Show Step 5Using computational aids we found that the actual roots of this equation to be,
\[x = - 3.44214616993\hspace{0.5in}x = 0.0663923142603\hspace{0.5in}x = 4.37575385567\]Note that these weren’t actually asked for in the problem and are only given for comparison purposes.
As a final warning about Newton’s Method, be careful to not assume that you’ll get six (or better in some cases) decimal places of accuracy with just a few iterations.

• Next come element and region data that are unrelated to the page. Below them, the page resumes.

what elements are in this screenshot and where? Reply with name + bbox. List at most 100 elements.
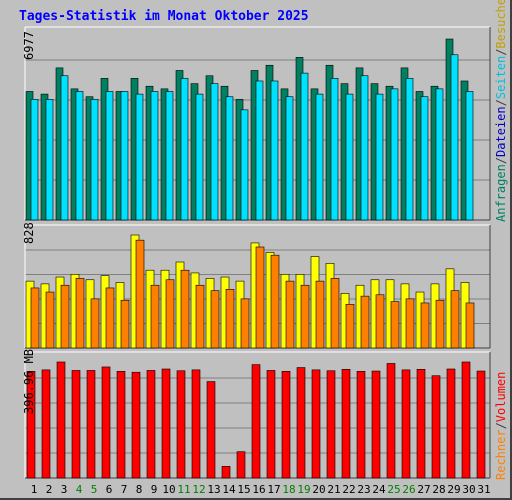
bar-rechner-day-15: [240, 298, 250, 349]
x-tick-day-29: 29: [447, 483, 460, 496]
bar-dateien-day-6: [105, 91, 114, 221]
bar-volumen-day-22: [341, 368, 351, 479]
bar-rechner-day-22: [345, 304, 355, 349]
bar-volumen-day-17: [266, 370, 276, 479]
x-tick-day-26: 26: [402, 483, 415, 496]
bar-dateien-day-9: [150, 91, 159, 221]
x-tick-day-28: 28: [432, 483, 445, 496]
bar-volumen-day-12: [191, 369, 201, 479]
x-tick-day-12: 12: [192, 483, 205, 496]
bar-volumen-day-24: [371, 370, 381, 479]
bar-dateien-day-5: [90, 99, 99, 221]
bar-dateien-day-15: [240, 109, 249, 221]
bar-volumen-day-23: [356, 371, 366, 479]
bar-rechner-day-9: [150, 284, 160, 349]
x-tick-day-3: 3: [61, 483, 68, 496]
bar-volumen-day-6: [101, 366, 111, 479]
bar-volumen-day-5: [86, 370, 96, 479]
bar-volumen-day-27: [416, 368, 426, 479]
bar-volumen-day-14: [221, 466, 231, 479]
bar-rechner-day-13: [210, 290, 220, 349]
bar-volumen-day-9: [146, 370, 156, 479]
bar-rechner-day-28: [435, 299, 445, 349]
bar-dateien-day-18: [285, 96, 294, 221]
bar-dateien-day-24: [375, 93, 384, 221]
bar-volumen-day-15: [236, 451, 246, 479]
bar-volumen-day-21: [326, 370, 336, 479]
bar-rechner-day-17: [270, 254, 280, 349]
x-tick-day-22: 22: [342, 483, 355, 496]
bar-dateien-day-29: [450, 54, 459, 221]
panel1-max-label: 6977: [22, 31, 36, 60]
bar-dateien-day-19: [300, 72, 309, 221]
bar-volumen-day-29: [446, 368, 456, 479]
bar-volumen-day-26: [401, 369, 411, 479]
bar-rechner-day-27: [420, 302, 430, 349]
bar-volumen-day-10: [161, 368, 171, 479]
x-tick-day-11: 11: [177, 483, 190, 496]
bar-dateien-day-4: [75, 91, 84, 221]
legend-sep-4: /: [494, 422, 508, 430]
bar-volumen-day-16: [251, 364, 261, 479]
x-tick-day-4: 4: [76, 483, 83, 496]
bar-volumen-day-28: [431, 375, 441, 479]
bar-volumen-day-8: [131, 371, 141, 479]
bar-dateien-day-8: [135, 93, 144, 221]
x-tick-day-2: 2: [46, 483, 53, 496]
bar-dateien-day-20: [315, 93, 324, 221]
x-tick-day-13: 13: [207, 483, 220, 496]
bar-volumen-day-1: [26, 371, 36, 479]
bar-rechner-day-12: [195, 284, 205, 349]
bar-volumen-day-7: [116, 371, 126, 479]
legend-sep-2: /: [494, 99, 508, 107]
bar-volumen-day-31: [476, 370, 486, 479]
bar-volumen-day-4: [71, 370, 81, 479]
bar-rechner-day-10: [165, 279, 175, 349]
legend-dateien: Dateien: [494, 106, 508, 157]
legend-seiten: Seiten: [494, 55, 508, 100]
legend-rechner: Rechner: [494, 429, 508, 480]
x-tick-day-19: 19: [297, 483, 310, 496]
bar-rechner-day-24: [375, 294, 385, 349]
x-tick-day-30: 30: [462, 483, 475, 496]
bar-rechner-day-11: [180, 269, 190, 349]
bar-volumen-day-19: [296, 367, 306, 479]
bar-volumen-day-30: [461, 361, 471, 479]
bar-dateien-day-21: [330, 78, 339, 221]
bar-dateien-day-16: [255, 80, 264, 221]
x-tick-day-9: 9: [151, 483, 158, 496]
panel2-max-label: 828: [22, 222, 36, 244]
legend-sep-1: /: [494, 156, 508, 165]
bar-rechner-day-19: [300, 284, 310, 349]
bar-rechner-day-2: [45, 291, 55, 349]
legend-anfragen: Anfragen: [494, 164, 508, 222]
bar-rechner-day-3: [60, 284, 70, 349]
bar-dateien-day-27: [420, 96, 429, 221]
bar-dateien-day-26: [405, 78, 414, 221]
bar-volumen-day-25: [386, 363, 396, 479]
x-tick-day-25: 25: [387, 483, 400, 496]
bar-dateien-day-1: [30, 99, 39, 221]
legend-besuche: Besuche: [494, 0, 508, 49]
bar-rechner-day-20: [315, 280, 325, 349]
bar-volumen-day-3: [56, 361, 66, 479]
bar-rechner-day-25: [390, 301, 400, 349]
x-tick-day-8: 8: [136, 483, 143, 496]
chart-title: Tages-Statistik im Monat Oktober 2025: [19, 9, 309, 24]
bar-rechner-day-1: [30, 287, 40, 349]
bar-rechner-day-30: [465, 302, 475, 349]
bar-volumen-day-20: [311, 369, 321, 479]
right-legend-upper: Anfragen/Dateien/Seiten/Besuche: [494, 0, 508, 222]
panel3-max-label: 396.96 MB: [22, 348, 36, 414]
bar-rechner-day-8: [135, 239, 145, 349]
x-tick-day-31: 31: [477, 483, 490, 496]
bar-volumen-day-2: [41, 369, 51, 479]
bar-dateien-day-11: [180, 78, 189, 221]
bar-dateien-day-30: [465, 91, 474, 221]
x-tick-day-15: 15: [237, 483, 250, 496]
right-legend-lower: Rechner/Volumen: [494, 372, 508, 480]
bar-rechner-day-16: [255, 246, 265, 349]
bar-dateien-day-2: [45, 99, 54, 221]
x-tick-day-18: 18: [282, 483, 295, 496]
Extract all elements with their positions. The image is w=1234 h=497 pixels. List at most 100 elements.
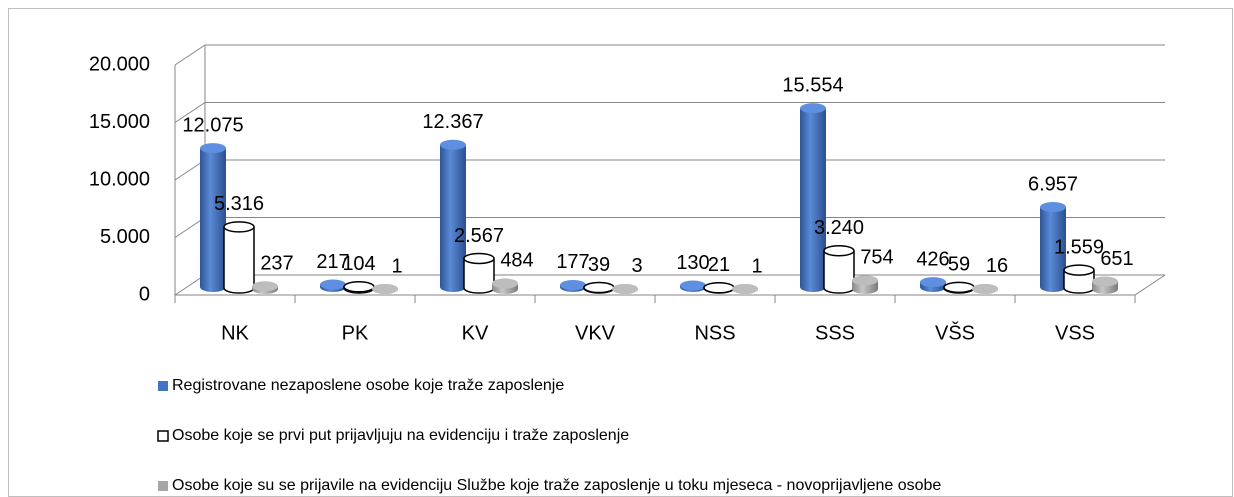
cylinder-top (800, 103, 826, 114)
cylinder (372, 283, 398, 294)
cylinder-top (200, 143, 226, 154)
value-label: 217 (316, 251, 349, 273)
value-label: 59 (948, 254, 970, 276)
value-label: 3.240 (814, 217, 864, 239)
legend-label: Osobe koje se prvi put prijavljuju na ev… (172, 427, 629, 444)
y-tick-label: 20.000 (89, 53, 150, 75)
cylinder (463, 252, 495, 294)
y-tick-label: 10.000 (89, 168, 150, 190)
cylinder (252, 281, 278, 294)
cylinder (343, 281, 375, 294)
value-label: 21 (708, 254, 730, 276)
cylinder-top (492, 278, 518, 289)
value-label: 237 (260, 253, 293, 275)
cylinder-top (852, 275, 878, 286)
cylinder-top (823, 244, 855, 257)
cylinder-body (1040, 206, 1066, 287)
value-label: 1 (751, 255, 762, 277)
value-label: 177 (556, 251, 589, 273)
cylinder-body (224, 226, 254, 288)
cylinder-top (920, 277, 946, 288)
cylinder (703, 282, 735, 294)
x-tick-label: PK (342, 322, 369, 344)
x-tick-label: KV (462, 322, 489, 344)
legend-label: Registrovane nezaposlene osobe koje traž… (172, 377, 564, 394)
cylinder (440, 139, 466, 292)
value-label: 12.075 (182, 114, 243, 136)
legend-swatch (158, 381, 168, 391)
value-label: 39 (588, 254, 610, 276)
value-label: 104 (342, 253, 375, 275)
cylinder-top (732, 283, 758, 294)
cylinder (1092, 276, 1118, 294)
cylinder-body (800, 108, 826, 287)
legend-swatch (158, 481, 168, 491)
x-tick-label: VKV (575, 322, 616, 344)
cylinder-top (612, 283, 638, 294)
value-label: 3 (631, 255, 642, 277)
cylinder-top (1063, 264, 1095, 276)
cylinder-top (372, 283, 398, 294)
cylinder-top (440, 139, 466, 150)
cylinder-top (703, 282, 735, 294)
cylinder (920, 277, 946, 292)
cylinder-top (583, 281, 615, 294)
value-label: 1 (391, 255, 402, 277)
cylinder (612, 283, 638, 294)
value-label: 15.554 (782, 74, 843, 96)
cylinder-top (680, 280, 706, 291)
cylinder (492, 278, 518, 294)
cylinder-top (560, 279, 586, 290)
cylinder (972, 283, 998, 294)
cylinder (1040, 201, 1066, 292)
y-tick-label: 0 (139, 283, 150, 305)
x-tick-label: VŠS (935, 321, 975, 344)
x-tick-label: NSS (694, 322, 735, 344)
grid-line-side (174, 44, 206, 66)
cylinder-top (463, 252, 495, 265)
y-tick-label: 15.000 (89, 111, 150, 133)
cylinder-body (824, 250, 854, 288)
y-tick-label: 5.000 (100, 226, 150, 248)
cylinder-top (943, 281, 975, 294)
value-label: 2.567 (454, 225, 504, 247)
value-label: 12.367 (422, 111, 483, 133)
cylinder (560, 279, 586, 292)
cylinder (1063, 264, 1095, 294)
cylinder (823, 244, 855, 294)
value-label: 484 (500, 250, 533, 272)
cylinder-top (343, 281, 375, 293)
grid-line-side (174, 102, 206, 123)
cylinder-top (1040, 201, 1066, 212)
value-label: 1.559 (1054, 236, 1104, 258)
cylinder-top (1092, 276, 1118, 287)
cylinder (732, 283, 758, 294)
value-label: 130 (676, 252, 709, 274)
value-label: 5.316 (214, 193, 264, 215)
x-tick-label: VSS (1055, 322, 1095, 344)
cylinder (583, 281, 615, 294)
value-label: 651 (1100, 248, 1133, 270)
cylinder (223, 221, 255, 294)
cylinder (800, 103, 826, 292)
cylinder (943, 281, 975, 294)
cylinder-body (440, 144, 466, 287)
cylinder (320, 279, 346, 292)
cylinder-top (252, 281, 278, 292)
value-label: 426 (916, 248, 949, 270)
x-tick-label: NK (221, 322, 249, 344)
cylinder (852, 275, 878, 294)
cylinder-top (320, 279, 346, 290)
legend-label: Osobe koje su se prijavile na evidenciju… (172, 477, 941, 494)
cylinder-top (223, 221, 255, 233)
cylinder (680, 280, 706, 292)
legend-swatch (157, 430, 169, 442)
value-label: 16 (986, 255, 1008, 277)
cylinder-top (972, 283, 998, 294)
cylinder-body (200, 148, 226, 287)
x-tick-label: SSS (815, 322, 855, 344)
cylinder (200, 143, 226, 292)
value-label: 6.957 (1028, 173, 1078, 195)
value-label: 754 (860, 247, 893, 269)
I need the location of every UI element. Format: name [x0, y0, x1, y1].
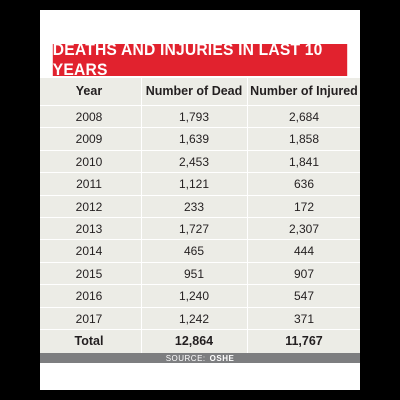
injured-cell: 444	[293, 244, 315, 259]
total-dead: 12,864	[174, 334, 214, 348]
data-table: Year Number of Dead Number of Injured 20…	[40, 78, 360, 353]
row-separator	[40, 306, 360, 308]
dead-cell: 1,727	[178, 222, 210, 236]
injured-cell: 1,841	[288, 154, 320, 169]
year-cell: 2013	[75, 222, 103, 236]
injured-cell: 636	[293, 177, 315, 192]
year-cell: 2010	[75, 154, 103, 169]
table-row: 2010 2,453 1,841	[40, 151, 360, 173]
dead-cell: 233	[183, 199, 205, 214]
table-total-row: Total 12,864 11,767	[40, 330, 360, 352]
year-cell: 2014	[75, 244, 103, 259]
source-bar: SOURCE: OSHE	[40, 353, 360, 363]
dead-cell: 1,240	[178, 289, 210, 304]
injured-cell: 2,684	[288, 110, 320, 124]
row-separator	[40, 284, 360, 286]
dead-cell: 2,453	[178, 154, 210, 169]
injured-cell: 172	[293, 199, 315, 214]
row-separator	[40, 329, 360, 330]
header-dead: Number of Dead	[145, 84, 243, 98]
total-label: Total	[74, 334, 104, 348]
table-row: 2013 1,727 2,307	[40, 218, 360, 240]
table-row: 2011 1,121 636	[40, 173, 360, 195]
year-cell: 2008	[75, 110, 103, 124]
injured-cell: 907	[293, 266, 315, 281]
header-injured: Number of Injured	[250, 84, 358, 98]
infographic-card: DEATHS AND INJURIES IN LAST 10 YEARS Yea…	[40, 10, 360, 390]
year-cell: 2017	[75, 311, 103, 326]
year-cell: 2011	[76, 177, 102, 192]
source-label: SOURCE:	[165, 353, 206, 363]
row-separator	[40, 105, 360, 106]
row-separator	[40, 149, 360, 151]
total-injured: 11,767	[285, 334, 323, 348]
dead-cell: 1,639	[178, 132, 210, 147]
table-row: 2009 1,639 1,858	[40, 128, 360, 150]
table-row: 2016 1,240 547	[40, 285, 360, 307]
injured-cell: 2,307	[288, 222, 320, 236]
row-separator	[40, 194, 360, 196]
row-separator	[40, 217, 360, 218]
year-cell: 2012	[75, 199, 103, 214]
table-row: 2017 1,242 371	[40, 308, 360, 330]
dead-cell: 465	[183, 244, 205, 259]
table-row: 2015 951 907	[40, 263, 360, 285]
injured-cell: 547	[293, 289, 315, 304]
dead-cell: 1,793	[178, 110, 210, 124]
injured-cell: 1,858	[288, 132, 320, 147]
dead-cell: 951	[183, 266, 205, 281]
dead-cell: 1,242	[178, 311, 210, 326]
row-separator	[40, 239, 360, 241]
year-cell: 2016	[75, 289, 103, 304]
table-row: 2008 1,793 2,684	[40, 106, 360, 128]
table-header-row: Year Number of Dead Number of Injured	[40, 80, 360, 102]
row-separator	[40, 127, 360, 129]
table-row: 2014 465 444	[40, 240, 360, 262]
row-separator	[40, 172, 360, 174]
chart-title: DEATHS AND INJURIES IN LAST 10 YEARS	[52, 40, 348, 79]
dead-cell: 1,121	[178, 177, 210, 192]
injured-cell: 371	[293, 311, 315, 326]
header-year: Year	[75, 84, 103, 98]
column-divider	[247, 78, 248, 353]
source-name: OSHE	[209, 353, 235, 363]
table-row: 2012 233 172	[40, 196, 360, 218]
year-cell: 2009	[75, 132, 103, 147]
row-separator	[40, 261, 360, 263]
year-cell: 2015	[75, 266, 103, 281]
column-divider	[141, 78, 142, 353]
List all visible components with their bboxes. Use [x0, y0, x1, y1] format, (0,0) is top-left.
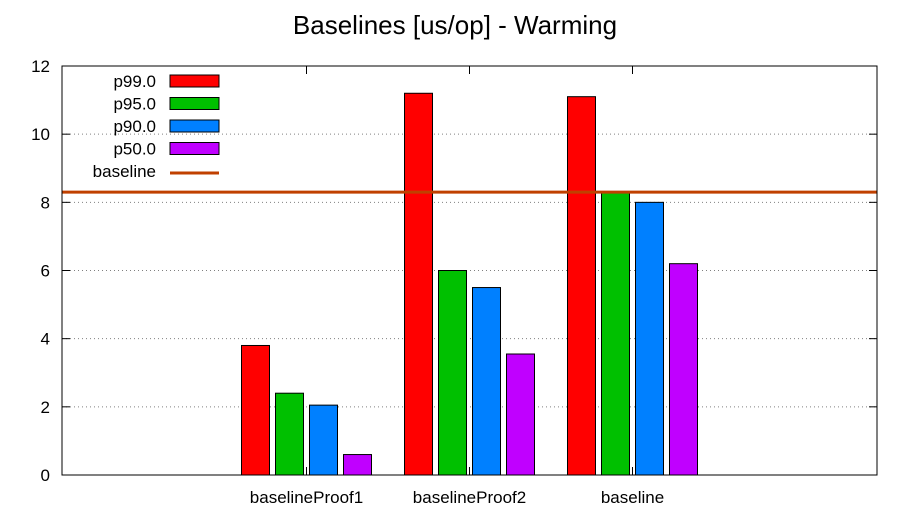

These problems were chosen with the understanding that it would only take a few iterations of the method. There are problems and/or choices of \({x_{\,0}}\) for which it will take significantly more iterations to get any kind of real accuracy, provided the method even works for that equation and/or choice of \({x_{\,0}}\). Recall that we saw an example in the notes in which the method failed spectacularly.